If misery indeed loves company, U.S.-based climate scientists and journalists may take some modicum of comfort from the similar challenges facing their British counterparts.
Britain’s top science advisor, Sir John Beddington, at a recent meeting of the World Conference of Science Journalists highlighted what one scribe called “a growing concern among scientists and others (including experienced civil servants) that praise-worthy efforts to promote evidence-based policy are sometimes undermined by politicians seeking ‘policy-based evidence’ – research that can be used to justify politically-motivated action.”
The quote comes from David Dickson in an editorial, “The curse of policy-based evidence” posted at scidev.net .
Dickson wrote that “the value of evidence-based science is clear,” and he pointed to “robust scientific findings” linking human activities to climate change as pointing “convincingly to the need for immediate action.” Bad science, he continued, leads to bad decisions. He urged better science communications “whether the information is direct scientific evidence, or comes indirectly through the media.” And he urged journalists and other communicators to “be alert to the reverse situation, where politicians selectively refer to, and may even sponsor, research designed to endorse pre-determined action.”

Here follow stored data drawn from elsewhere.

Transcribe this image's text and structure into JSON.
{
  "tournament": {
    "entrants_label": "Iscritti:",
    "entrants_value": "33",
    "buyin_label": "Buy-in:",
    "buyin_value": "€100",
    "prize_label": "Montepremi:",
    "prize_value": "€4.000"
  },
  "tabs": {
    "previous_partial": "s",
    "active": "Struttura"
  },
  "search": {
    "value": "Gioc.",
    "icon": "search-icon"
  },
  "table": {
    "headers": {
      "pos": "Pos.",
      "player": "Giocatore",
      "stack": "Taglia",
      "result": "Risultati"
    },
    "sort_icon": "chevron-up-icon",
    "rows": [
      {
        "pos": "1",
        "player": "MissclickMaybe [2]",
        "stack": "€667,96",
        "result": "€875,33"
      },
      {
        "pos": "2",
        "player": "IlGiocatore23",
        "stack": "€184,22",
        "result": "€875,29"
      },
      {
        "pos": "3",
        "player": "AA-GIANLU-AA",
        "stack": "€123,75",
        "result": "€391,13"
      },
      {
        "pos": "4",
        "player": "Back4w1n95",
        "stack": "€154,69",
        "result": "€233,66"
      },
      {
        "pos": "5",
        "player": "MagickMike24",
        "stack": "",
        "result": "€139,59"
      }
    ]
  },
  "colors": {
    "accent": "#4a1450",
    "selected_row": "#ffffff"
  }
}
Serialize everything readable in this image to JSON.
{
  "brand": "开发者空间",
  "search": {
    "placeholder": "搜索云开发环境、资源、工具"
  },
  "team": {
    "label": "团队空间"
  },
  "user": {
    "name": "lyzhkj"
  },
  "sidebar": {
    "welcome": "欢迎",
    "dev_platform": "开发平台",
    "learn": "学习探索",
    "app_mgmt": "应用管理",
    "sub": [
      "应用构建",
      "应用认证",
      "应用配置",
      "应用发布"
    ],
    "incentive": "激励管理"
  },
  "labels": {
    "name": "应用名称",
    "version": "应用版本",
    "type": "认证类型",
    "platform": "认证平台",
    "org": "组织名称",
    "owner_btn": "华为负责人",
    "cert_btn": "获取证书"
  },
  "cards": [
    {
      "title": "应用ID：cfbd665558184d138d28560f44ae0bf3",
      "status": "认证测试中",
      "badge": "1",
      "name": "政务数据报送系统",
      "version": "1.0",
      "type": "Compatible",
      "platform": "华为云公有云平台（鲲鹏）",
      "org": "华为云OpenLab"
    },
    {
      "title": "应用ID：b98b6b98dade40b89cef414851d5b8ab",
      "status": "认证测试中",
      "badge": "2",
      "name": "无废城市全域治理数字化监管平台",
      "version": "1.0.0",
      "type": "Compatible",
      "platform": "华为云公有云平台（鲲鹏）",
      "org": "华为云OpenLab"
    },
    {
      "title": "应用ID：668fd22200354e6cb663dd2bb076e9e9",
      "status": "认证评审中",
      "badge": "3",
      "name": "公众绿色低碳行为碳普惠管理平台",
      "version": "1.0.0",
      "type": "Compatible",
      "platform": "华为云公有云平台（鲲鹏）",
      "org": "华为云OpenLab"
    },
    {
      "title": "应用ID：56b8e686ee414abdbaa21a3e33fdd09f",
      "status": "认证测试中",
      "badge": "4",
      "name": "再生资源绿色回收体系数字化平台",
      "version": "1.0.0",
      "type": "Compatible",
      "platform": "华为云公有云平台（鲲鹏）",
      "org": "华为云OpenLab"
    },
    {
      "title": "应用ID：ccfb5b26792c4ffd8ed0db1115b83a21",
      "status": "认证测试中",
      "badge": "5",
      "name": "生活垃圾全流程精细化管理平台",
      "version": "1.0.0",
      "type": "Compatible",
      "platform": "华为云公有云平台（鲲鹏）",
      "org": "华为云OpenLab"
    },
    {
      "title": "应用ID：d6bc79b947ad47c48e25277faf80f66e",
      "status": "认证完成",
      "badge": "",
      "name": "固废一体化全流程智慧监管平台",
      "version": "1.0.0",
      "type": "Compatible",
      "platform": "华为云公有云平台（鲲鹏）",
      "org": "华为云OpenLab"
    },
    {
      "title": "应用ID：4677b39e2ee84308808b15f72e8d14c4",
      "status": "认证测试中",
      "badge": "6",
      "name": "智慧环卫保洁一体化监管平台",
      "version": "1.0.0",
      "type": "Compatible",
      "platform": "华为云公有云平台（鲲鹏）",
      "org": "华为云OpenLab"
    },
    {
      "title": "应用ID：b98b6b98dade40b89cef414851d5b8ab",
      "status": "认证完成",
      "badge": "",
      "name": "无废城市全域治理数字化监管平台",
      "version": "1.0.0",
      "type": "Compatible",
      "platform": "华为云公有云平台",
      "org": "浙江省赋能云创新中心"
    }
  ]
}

He wrote that he hopes the media will be more skeptical of politicians using unsound science to justify their actions, but he said that responsibility lies also with the science community, which he wrote should complain “both privately and publicly” when confronting inappropriate references to scientific findings. Journalists often may need the help of the science community in ferreting-out these instances, he wrote, so that resulting public awareness can lead to “corrective action.”